Be prepared - have your boundaries in place, have some phrases and sentences ready to use, and be ready to fall out with your mum if she won't see sense and calm down.

NumberTheory · 28/05/2023 16:38

I think you need to gently point out to your mum that her situation, being overseas for the whole of DD’s life until now, and DD’s SN means she isn’t going to be able to waltz in and instantly be a storybook grandmother. That DD needs to get to know her, and also she needs to get to know DD. That she already has all these ideas about how it’s going to be, but DD is unique and unlikely to respond the way she’s assuming. So if she wants the trip to be a success she needs to let go of all these ideas she’s built up in her head so she can enjoy getting to know the girl DD actually is.

DNLove · 03/08/2023 17:48

Your mother sound delusional. Swans off for 8 years, never made an effort to meet her grandchild in all that time knowing you are a single mother and then turns up expecting the red carpet.
She might biologically be a grandmother but in reality she's a complete stranger she sees on a screen every do often. Your DD has probably seen Ant & Dec on a screen more than she's seen your mother.
If I was in your shoes as her daughter I'd be pissed with her for never making an effort to visit in all that. Is she expecting to make this big connection and then disappear back into the screen for another 8 years.

JMSA · 03/08/2023 18:20

Your daughter is 8, not 2.
Wouldn't she be able to decide this for herself? Confused

Jellycats4life · 03/08/2023 18:33

It sounds like there’s a few issues going on:

  1. Your mum has some fantasy idea of what her relationship with your DD is going to be like, and isn’t taking into account her SN. Has she been quite dismissive of her diagnosis by any chance?
  2. Your mum is stepping on your toes such as wanting to do the school run, chatting to teachers and demanding that DD come to restaurants even though you’d have a better time if she didn’t.
  3. You have some pent up resentment around your mum moving abroad when you were pregnant and not seeing hide nor hair of her in eight years.

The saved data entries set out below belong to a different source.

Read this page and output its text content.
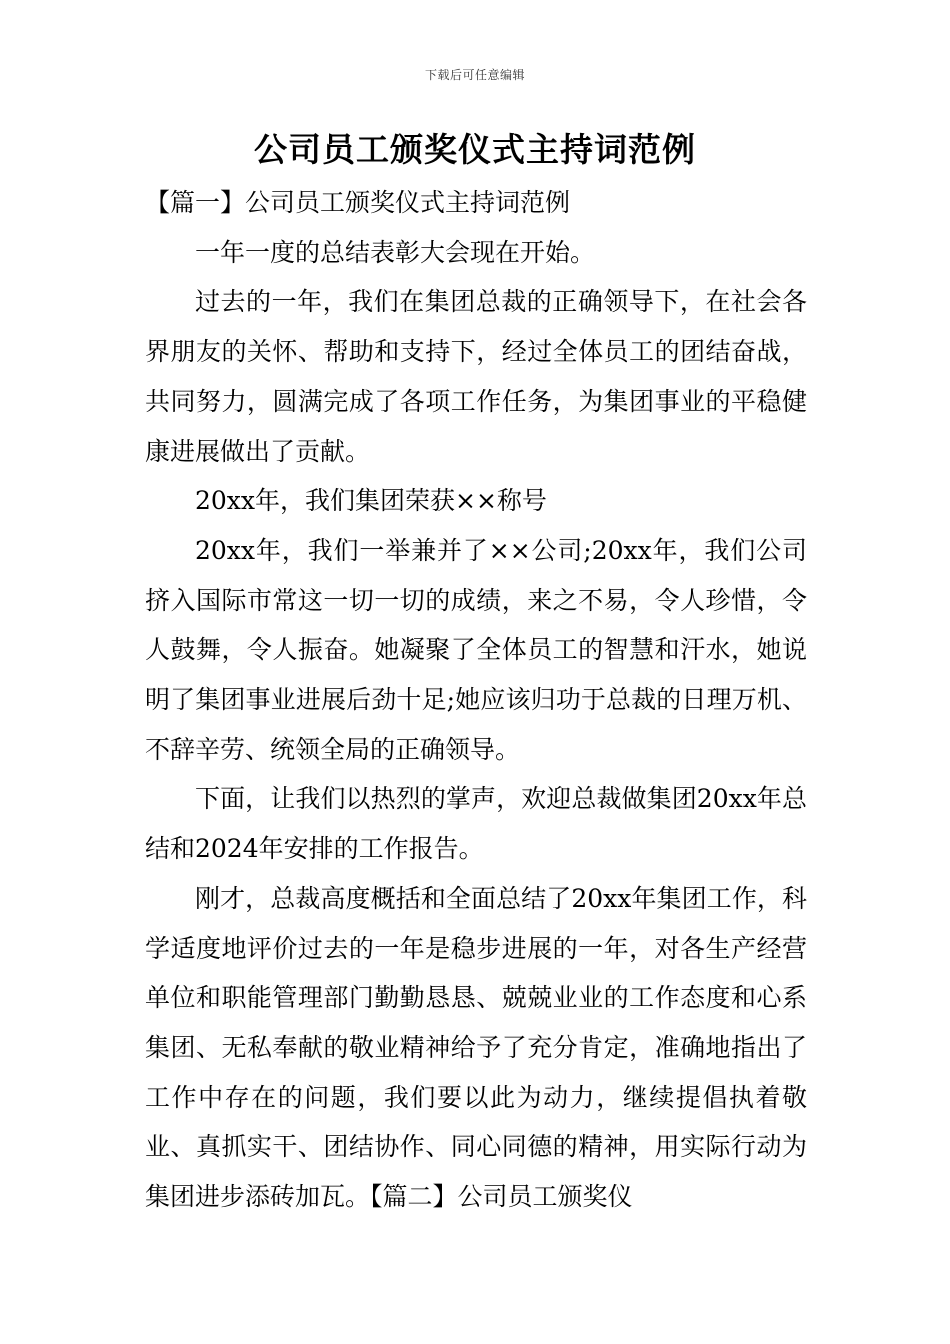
下载后可任意编辑
公司员工颁奖仪式主持词范例

【篇一】公司员工颁奖仪式主持词范例

一年一度的总结表彰大会现在开始。

过去的一年，我们在集团总裁的正确领导下，在社会各界朋友的关怀、帮助和支持下，经过全体员工的团结奋战，共同努力，圆满完成了各项工作任务，为集团事业的平稳健康进展做出了贡献。

20xx年，我们集团荣获××称号

20xx年，我们一举兼并了××公司;20xx年，我们公司挤入国际市常这一切一切的成绩，来之不易，令人珍惜，令人鼓舞，令人振奋。她凝聚了全体员工的智慧和汗水，她说明了集团事业进展后劲十足;她应该归功于总裁的日理万机、不辞辛劳、统领全局的正确领导。

下面，让我们以热烈的掌声，欢迎总裁做集团20xx年总结和2024年安排的工作报告。

刚才，总裁高度概括和全面总结了20xx年集团工作，科学适度地评价过去的一年是稳步进展的一年，对各生产经营单位和职能管理部门勤勤恳恳、兢兢业业的工作态度和心系集团、无私奉献的敬业精神给予了充分肯定，准确地指出了工作中存在的问题，我们要以此为动力，继续提倡执着敬业、真抓实干、团结协作、同心同德的精神，用实际行动为集团进步添砖加瓦。【篇二】公司员工颁奖仪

All very understandable, if that’s the case.

MarshaArt · 03/08/2023 22:47

The first third of your post I thought ‘hmm, maybe keep an open mind and see how it goes’.

The second third I thought, maybe not, your mum sounds unrealistic and intense.

The last third - actually, maybe a little bit of broadening of horizons might be a good idea.

So yeah, maybe do the third wheel thing and see how it goes.